Poorly functioning short term memory is one of the indicators of dyslexia. In practical terms, that means the typical dyslexic finds it hard to hold a series of instructions in his/her head. If I was sent out to buy three items, I might well have forgotten two by the time I got to the shop.
Exam revision was painful. I had to use what educationalists refer to as ‘over-learning’ - the repetition of the same bit of information over and over and over again. Other students might have been able to fix the thing they wanted to remember with two or three repetitions. I would need fifteen or twenty, followed by yet further repetitions after a few minutes break.
When I was a student, I evolved a system of exam revision in which I created complex diagrams that contained all the information I would need in order to answer different questions. I practiced drawing these diagrams until I could do it easily. Then, in the exam, all I needed to do was decide which diagram fitted the question, draw the thing on my answer paper, then write an explanation underneath. Sixty or seventy such diagrams got me through my final geology exams at university.
What I had done, though I didn’t know this at the time, was develop a system that relied on different kinds of memory. Spatial memory and kinaesthetic memory – the memory of movement.
Since then I have discovered that there is a science and an art to remembering things. We were never taught it at school – which in retrospect is bizarre – but people have been developing memory techniques for thousands of years. Using these ancient methods has not only revolutionised my ability to remember things, it has also become one of the small, secret pleasures of my life.

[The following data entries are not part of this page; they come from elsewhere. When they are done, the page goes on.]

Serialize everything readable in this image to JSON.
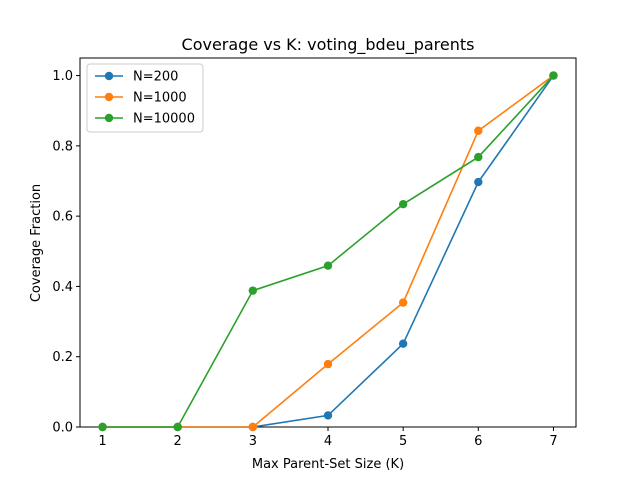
{
  "chart_data": {
    "type": "line",
    "title": "Coverage vs K: voting_bdeu_parents",
    "xlabel": "Max Parent-Set Size (K)",
    "ylabel": "Coverage Fraction",
    "x": [
      1,
      2,
      3,
      4,
      5,
      6,
      7
    ],
    "xlim": [
      0.7,
      7.3
    ],
    "ylim": [
      0.0,
      1.05
    ],
    "xticks": [
      1,
      2,
      3,
      4,
      5,
      6,
      7
    ],
    "yticks": [
      0.0,
      0.2,
      0.4,
      0.6,
      0.8,
      1.0
    ],
    "ytick_labels": [
      "0.0",
      "0.2",
      "0.4",
      "0.6",
      "0.8",
      "1.0"
    ],
    "grid": false,
    "legend_position": "top-left",
    "series": [
      {
        "name": "N=200",
        "color": "#1f77b4",
        "values": [
          0.0,
          0.0,
          0.0,
          0.033,
          0.237,
          0.697,
          1.0
        ]
      },
      {
        "name": "N=1000",
        "color": "#ff7f0e",
        "values": [
          0.0,
          0.0,
          0.0,
          0.179,
          0.354,
          0.843,
          1.0
        ]
      },
      {
        "name": "N=10000",
        "color": "#2ca02c",
        "values": [
          0.0,
          0.0,
          0.388,
          0.459,
          0.634,
          0.768,
          1.0
        ]
      }
    ]
  }
}
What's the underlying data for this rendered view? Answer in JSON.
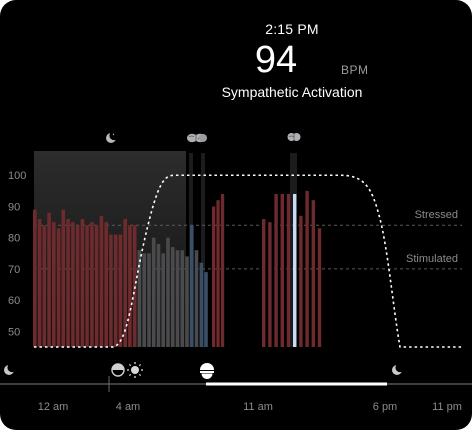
{
  "header": {
    "time": "2:15 PM",
    "value": "94",
    "unit": "BPM",
    "state": "Sympathetic Activation"
  },
  "chart_data": {
    "type": "bar",
    "y_axis": {
      "ticks": [
        50,
        60,
        70,
        80,
        90,
        100
      ],
      "range": [
        45,
        102
      ]
    },
    "x_axis": {
      "tick_labels": [
        "12 am",
        "4 am",
        "11 am",
        "6 pm",
        "11 pm"
      ]
    },
    "reference_lines": [
      {
        "name": "Stressed",
        "value": 84
      },
      {
        "name": "Stimulated",
        "value": 70
      }
    ],
    "activation_curve": {
      "min": 45,
      "max": 100
    },
    "bars": [
      {
        "v": 89,
        "c": "red"
      },
      {
        "v": 86,
        "c": "red"
      },
      {
        "v": 84,
        "c": "red"
      },
      {
        "v": 88,
        "c": "red"
      },
      {
        "v": 85,
        "c": "red"
      },
      {
        "v": 83,
        "c": "red"
      },
      {
        "v": 89,
        "c": "red"
      },
      {
        "v": 86,
        "c": "red"
      },
      {
        "v": 85,
        "c": "red"
      },
      {
        "v": 84,
        "c": "red"
      },
      {
        "v": 86,
        "c": "red"
      },
      {
        "v": 84,
        "c": "red"
      },
      {
        "v": 85,
        "c": "red"
      },
      {
        "v": 84,
        "c": "red"
      },
      {
        "v": 87,
        "c": "red"
      },
      {
        "v": 85,
        "c": "red"
      },
      {
        "v": 81,
        "c": "red"
      },
      {
        "v": 81,
        "c": "red"
      },
      {
        "v": 81,
        "c": "red"
      },
      {
        "v": 86,
        "c": "red"
      },
      {
        "v": 84,
        "c": "red"
      },
      {
        "v": 84,
        "c": "red"
      },
      {
        "v": 76,
        "c": "grey"
      },
      {
        "v": 75,
        "c": "grey"
      },
      {
        "v": 75,
        "c": "grey"
      },
      {
        "v": 80,
        "c": "grey"
      },
      {
        "v": 78,
        "c": "grey"
      },
      {
        "v": 75,
        "c": "grey"
      },
      {
        "v": 80,
        "c": "grey"
      },
      {
        "v": 77,
        "c": "grey"
      },
      {
        "v": 76,
        "c": "grey"
      },
      {
        "v": 76,
        "c": "grey"
      },
      {
        "v": 74,
        "c": "grey"
      },
      {
        "v": 84,
        "c": "blue"
      },
      {
        "v": 76,
        "c": "grey"
      },
      {
        "v": 72,
        "c": "blue"
      },
      {
        "v": 69,
        "c": "blue"
      },
      {
        "v": 90,
        "c": "red"
      },
      {
        "v": 92,
        "c": "red"
      },
      {
        "v": 94,
        "c": "red"
      },
      {
        "v": 86,
        "c": "red"
      },
      {
        "v": 85,
        "c": "red"
      },
      {
        "v": 94,
        "c": "red"
      },
      {
        "v": 94,
        "c": "red"
      },
      {
        "v": 94,
        "c": "red"
      },
      {
        "v": 94,
        "c": "highlight"
      },
      {
        "v": 87,
        "c": "red"
      },
      {
        "v": 95,
        "c": "red"
      },
      {
        "v": 92,
        "c": "red"
      },
      {
        "v": 83,
        "c": "red"
      }
    ],
    "colors": {
      "red": "#6e2a2c",
      "grey": "#4a4a4c",
      "blue": "#3a4e68",
      "highlight": "#c8dcf8",
      "axis": "#8c8c8c"
    }
  },
  "icons": [
    "moon-icon",
    "brain-icon",
    "brain-icon",
    "brain-icon",
    "moon-icon",
    "sunrise-icon",
    "sun-icon",
    "sunset-icon",
    "moon-icon"
  ]
}
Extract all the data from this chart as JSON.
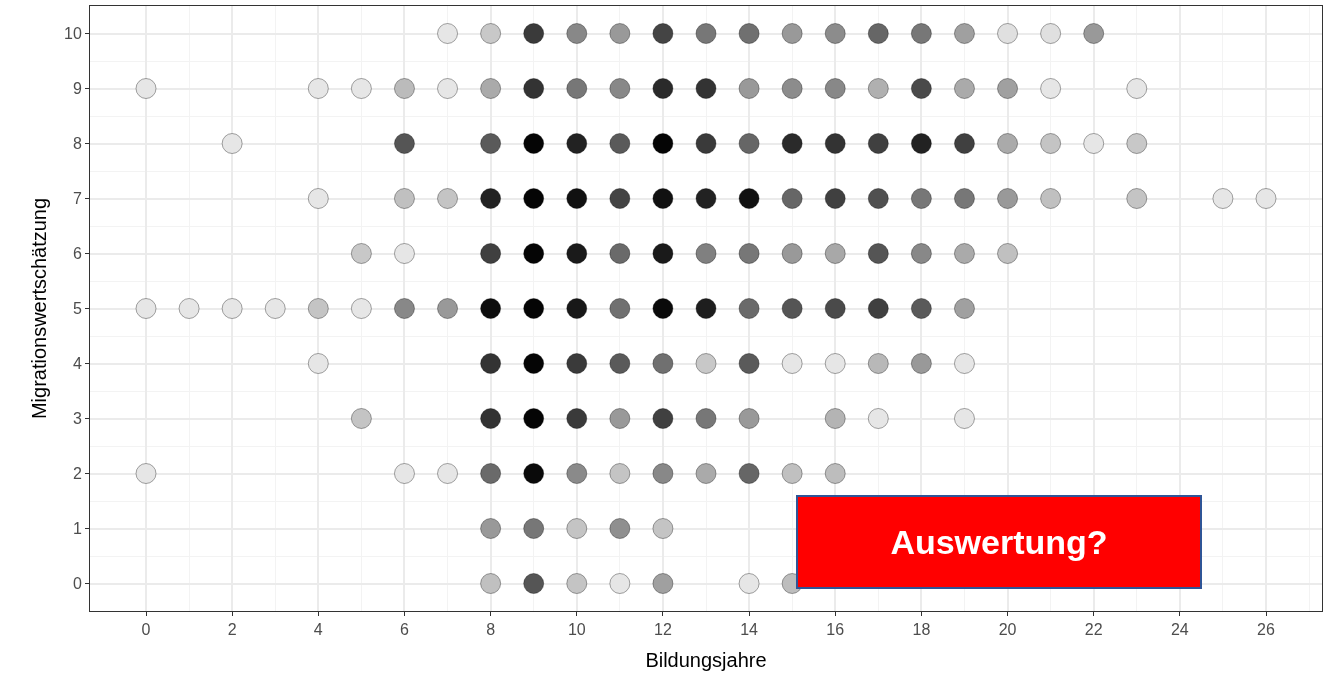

The statement that I started this article with – that dyslexics tend to have poor short term memory – is at best misleading. It is true that I will easily forget a list of instructions. But there are other classes of information that I have always been able to hold without effort. Spatial memory is my strong point. If I put something down somewhere, I will be able to find it again weeks later. I’m also good at remembering movement and texture. These things come so easily to me and were so different from my experience of exam revision that I never used to think of them as ‘remembering’ at all.
I used to try to remember the names of things. What I should have been doing was remembering their physicality.
A couple of days ago I was asked to go to the shop to buy: broccoli, tomatoes, cucumber, potatoes, red onions, grapes, oranges, carrots, fish, eggs, gluten-free fruit loaf, decaffeinated tea bags and sour apple sweets. As I was told this list, I mentally put each item into a different place in the house or garden. They are still there in my mind today. No effort was involved.
Shopping lists are a trivial example, of course, because you could write it all down on a piece of paper and not have to remember. Why don’t I do that? Because the act of storing this information and recalling it is intrinsically creative and pleasurable.
I don’t just imagine the items in different places. I imagine putting them into those places or taking them out. The tea bags for example: I imagined them growing like fruit on a bush in the garden. I imagined the smell and texture of them, the way they would rustle in the breeze. I imagined picking them one by one. Each item on the list only took a moment to imagine. But each image was playful or naughty or beautiful. Each image was fun.